Çin’in, Filipinler’in, Japonya ve Kuzey Avrupa’nın denizlerinden toplanıp bir araya getirilmiş onca salyangoz ve deniz minareleri elbette bir koleksiyon oluşturdu zamanla. Arayıp bulamadıkları, bulsa da satın alamadıkları oldu bu değerli koleksiyon parçaları arasında. Kitaplığında hatırı sayılır bir yer kapladı “yumuşakçalar”a ait kitaplar. Koca koca sandıklara doldurup Şili Üniversitesi’ne bağışladı koleksiyonunu. İhtişam ve gösterişle kabul edildi Neruda’nın koleksiyon bağışı, tıkıldığı depoda ne olduğuna dair kimsenin bir fikri yok, sonrasında Neruda’nın da olmadı zaten. [6]
Neftali Reyes
“Benim şiirim ve hayatım bir nehir gibi akıp gitmiştir. Şili’nin yüksek dağları arasındaki derin vadilerde dünyaya gelen ve denizlere kavuşmaya çalışan bir nehir gibi. Suların üzerinde yüzen her şeyi götürmüş, coşkunluğu kabul etmiş, sırları gün ışığına çıkarmış, halkın yüreğine giden bir yol açmıştır kendine.” [7]

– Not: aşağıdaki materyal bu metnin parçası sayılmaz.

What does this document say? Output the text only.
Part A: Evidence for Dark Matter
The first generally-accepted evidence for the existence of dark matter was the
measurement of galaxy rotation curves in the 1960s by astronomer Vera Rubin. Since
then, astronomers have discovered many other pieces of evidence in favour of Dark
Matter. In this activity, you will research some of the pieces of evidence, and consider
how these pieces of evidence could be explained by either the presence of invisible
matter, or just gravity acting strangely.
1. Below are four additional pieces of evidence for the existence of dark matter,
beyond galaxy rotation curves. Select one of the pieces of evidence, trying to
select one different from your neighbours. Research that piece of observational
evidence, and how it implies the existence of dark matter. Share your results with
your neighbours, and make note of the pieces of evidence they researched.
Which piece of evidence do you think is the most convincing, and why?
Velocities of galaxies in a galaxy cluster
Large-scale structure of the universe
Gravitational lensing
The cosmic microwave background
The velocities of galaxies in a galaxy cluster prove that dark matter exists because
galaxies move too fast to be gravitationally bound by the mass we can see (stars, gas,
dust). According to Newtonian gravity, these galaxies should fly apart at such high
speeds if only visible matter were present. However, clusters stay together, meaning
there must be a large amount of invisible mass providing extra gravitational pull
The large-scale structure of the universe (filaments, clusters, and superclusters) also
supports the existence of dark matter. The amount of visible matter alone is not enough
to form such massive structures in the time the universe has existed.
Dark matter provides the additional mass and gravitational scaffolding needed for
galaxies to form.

Bir mucizeden bahseder gibi sükunet dolu cümlelerle tarif etmiş şiirini. Devam etmiş aynı sayfada: “Ben ıstırap çektim ve savaştım. Dünya bölünürken, ben yendim ve yenildim, ekmeğin ve kanın tadına vardım. Başka ne arzular bir şair? Ağlamaktan öpmeye, yalnızlıktan kalabalığa tüm duygular şiirimde kanat çırpmış, içinde yaşamıştır. Ben şiirim için yaşadım, şiirimle savaşlar verdim.” Nihayet hepimizin kalbinde kıskanılacak bir yerde yaşadı daima.
Nâzım için yaptıkları, yazdıkları ve söyledikleri, Allende ile kader birliği ve aynı günlerde faşizmin karanlığıyla ödürülmeleri, Nobel Ödülü, kitapları ve arkadaşlıkları, konsolosluk yaptığı zamanlar, takip edildiği bitimsiz yıllar, suçları ve ıstırabıyla Neruda.

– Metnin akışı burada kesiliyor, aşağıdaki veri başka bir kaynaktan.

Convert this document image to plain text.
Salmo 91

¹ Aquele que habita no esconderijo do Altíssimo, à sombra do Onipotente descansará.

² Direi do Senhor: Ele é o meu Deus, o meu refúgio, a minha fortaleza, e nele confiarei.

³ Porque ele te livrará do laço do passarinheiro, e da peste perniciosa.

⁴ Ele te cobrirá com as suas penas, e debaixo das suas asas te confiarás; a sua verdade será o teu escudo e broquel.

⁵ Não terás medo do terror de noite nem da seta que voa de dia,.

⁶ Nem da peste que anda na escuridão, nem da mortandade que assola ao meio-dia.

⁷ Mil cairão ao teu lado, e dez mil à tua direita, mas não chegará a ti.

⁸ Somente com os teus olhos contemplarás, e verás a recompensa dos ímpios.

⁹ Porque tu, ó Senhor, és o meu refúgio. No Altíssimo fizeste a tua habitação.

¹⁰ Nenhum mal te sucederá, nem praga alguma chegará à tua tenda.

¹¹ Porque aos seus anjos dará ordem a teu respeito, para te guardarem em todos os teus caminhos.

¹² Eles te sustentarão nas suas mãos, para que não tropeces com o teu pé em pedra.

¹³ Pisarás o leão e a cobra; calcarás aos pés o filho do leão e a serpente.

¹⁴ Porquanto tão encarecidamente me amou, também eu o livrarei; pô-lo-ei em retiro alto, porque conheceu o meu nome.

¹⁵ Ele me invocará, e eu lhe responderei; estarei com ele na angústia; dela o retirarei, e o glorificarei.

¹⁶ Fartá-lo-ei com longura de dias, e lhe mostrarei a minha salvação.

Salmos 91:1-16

Daha çocukken, Ricardo Eliezer Neftali Reyes Basoalto iken yani, o kartpostala ilk dizelerini yazdıktan sonra, kendi kendine bir ad araması gerektiğini duyumsadığında ve şiire kanat çırptığında Neruda adında karar kıldı. Bir gün gidip heykeline çiçek bırakacağı Jan Nepomuk Neruda’nın adını duymamıştı bile.
Aşk olsun!
[1] Pablo Neruda, Yaşadığımı İtiraf Ediyorum, Çev: Ahmet Arpad, Evrensel Basım Yayın, 3. Basım Kasım 2012, sayfa 393
[2] Neruda, Seçme Şiirler, Kıbele Yayınları, sayfa 25 (Bendeki baskısında ihtimal ki künye sayfası kopmuş, çevirmen dahil başka ayrıntıları veremiyorum bu nedenle, Cağaloğlu’nda Avcı Ofset’te basıldığı yazılı, başka bilgi yok maalesef).
[3] Neruda, Şiir Boşuna Yazılmamış Olacak, Çev: Nesrin Arman, Broy Yayınları, 4. Basım, Şubat 1994, sayfa 10.
[4] Age, sayfa 11.
[5] Pablo Neruda, Sevdiğime Seslenir Gibi, Türkçesi: Kemal Özer-Sibel Özbudun, Yordam Yayıncılık, 1. Basım, Ekim 1992, sayfa 70.
[6] Türkiye’de benzer bir durumla kıyaslamak için Nazaret Dağavaryan üzerine bir araştırma yapılabilir ya da Karin Karakaşlı’nın Dağavaryan üzerine yazdıklarından bilgi edinilebilir.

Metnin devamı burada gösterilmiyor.